Stratton has gotten more discreet with his approach. Where he could be something of a gunslinger in the past, not a single note sounds out of place here, and all of the instruments mesh together into a greater whole of breathtaking scale. As he’s done in the past, he also features violins, viola, and cello with a keen eye for intensifying the drama of his chord changes, which would pack quite a punch even without the extra trimmings.

Overall, Rosewood Almanac plays like the musical equivalent of going from one aquarium display to another, with lots of small, brightly colored objects darting in all directions yet moving somehow in unison. In that respect, Stratton shrugs off some of the baggage of his influences and steps decisively into the present. Sure, Rosewood Almanac couldn’t exist without Nick Drake’s Pink Moon, but in terms of sonic dimension Stratton follows more closely in the footsteps of classic Joni Mitchell titles like Court and Spark and The Hissing of Summer Lawns. Stratton’s ambitions are far more modest, but the new album quite successfully transports your attention away from the banal.

When Stratton dials up the melancholy, as he does on the eerie, wide-open space of “Thick Skin,” he shows that his music can verge on heart-rending without histrionics or melodrama. And when he sings “You can move if you want to but your problems, they move too,” Stratton conveys a sense of grave warning without over-affecting the tone in his voice, which has grown by leaps and bounds as well.

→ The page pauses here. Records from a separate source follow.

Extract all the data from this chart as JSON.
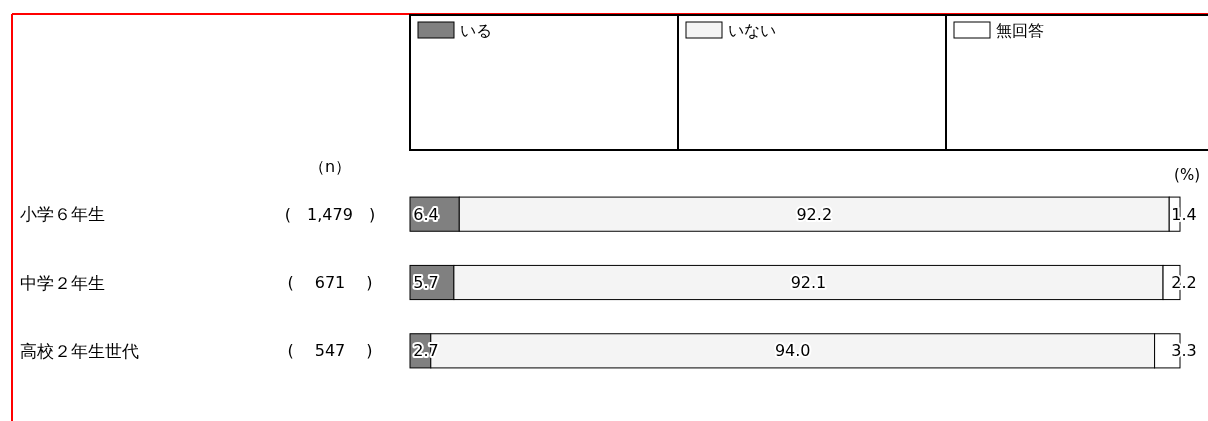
{
  "chart_data": {
    "type": "bar",
    "orientation": "horizontal",
    "stacked": true,
    "categories": [
      "小学６年生",
      "中学２年生",
      "高校２年生世代"
    ],
    "series": [
      {
        "name": "いる",
        "color": "#808080",
        "values": [
          6.4,
          5.7,
          2.7
        ],
        "value_labels": [
          "6.4",
          "5.7",
          "2.7"
        ]
      },
      {
        "name": "いない",
        "color": "#f4f4f4",
        "values": [
          92.2,
          92.1,
          94.0
        ],
        "value_labels": [
          "92.2",
          "92.1",
          "94.0"
        ]
      },
      {
        "name": "無回答",
        "color": "#ffffff",
        "values": [
          1.4,
          2.2,
          3.3
        ],
        "value_labels": [
          "1.4",
          "2.2",
          "3.3"
        ]
      }
    ],
    "xlim": [
      0,
      100
    ],
    "legend": "top",
    "annotations": [
      "（n）",
      "(　1,479　)",
      "(　 671　 )",
      "(　 547　 )",
      "(%)"
    ]
  }
}
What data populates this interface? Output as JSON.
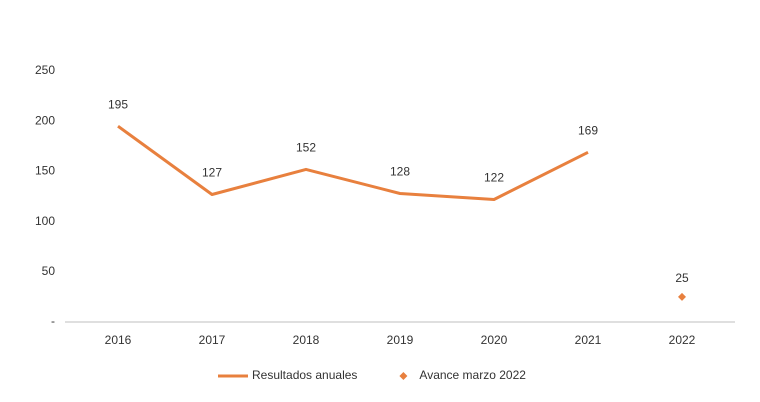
{
  "chart_data": {
    "type": "line",
    "categories": [
      "2016",
      "2017",
      "2018",
      "2019",
      "2020",
      "2021",
      "2022"
    ],
    "series": [
      {
        "name": "Resultados anuales",
        "color": "#e8803e",
        "style": "line",
        "values": [
          195,
          127,
          152,
          128,
          122,
          169,
          null
        ]
      },
      {
        "name": "Avance marzo 2022",
        "color": "#e8803e",
        "style": "marker",
        "values": [
          null,
          null,
          null,
          null,
          null,
          null,
          25
        ]
      }
    ],
    "ylim": [
      0,
      250
    ],
    "yticks": [
      {
        "value": 0,
        "label": "-"
      },
      50,
      100,
      150,
      200,
      250
    ],
    "grid": false,
    "legend": "bottom"
  }
}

Where his high pitch once appeared overwhelmed and at-odds with the stories and mood of his songs, here his David Gray-like timbre finally supports the weight of the music.

“I don’t want to front like I’m from another decade/And I don’t want to feel like I’m part of a decaying past,” he sings on “Whatever’s Divine.” Stratton might next want to focus on the present—he still arguably lags behind contemporary trends—but Rosewood Almanac contains plenty of hints that he’s in prime position to get ahead of them.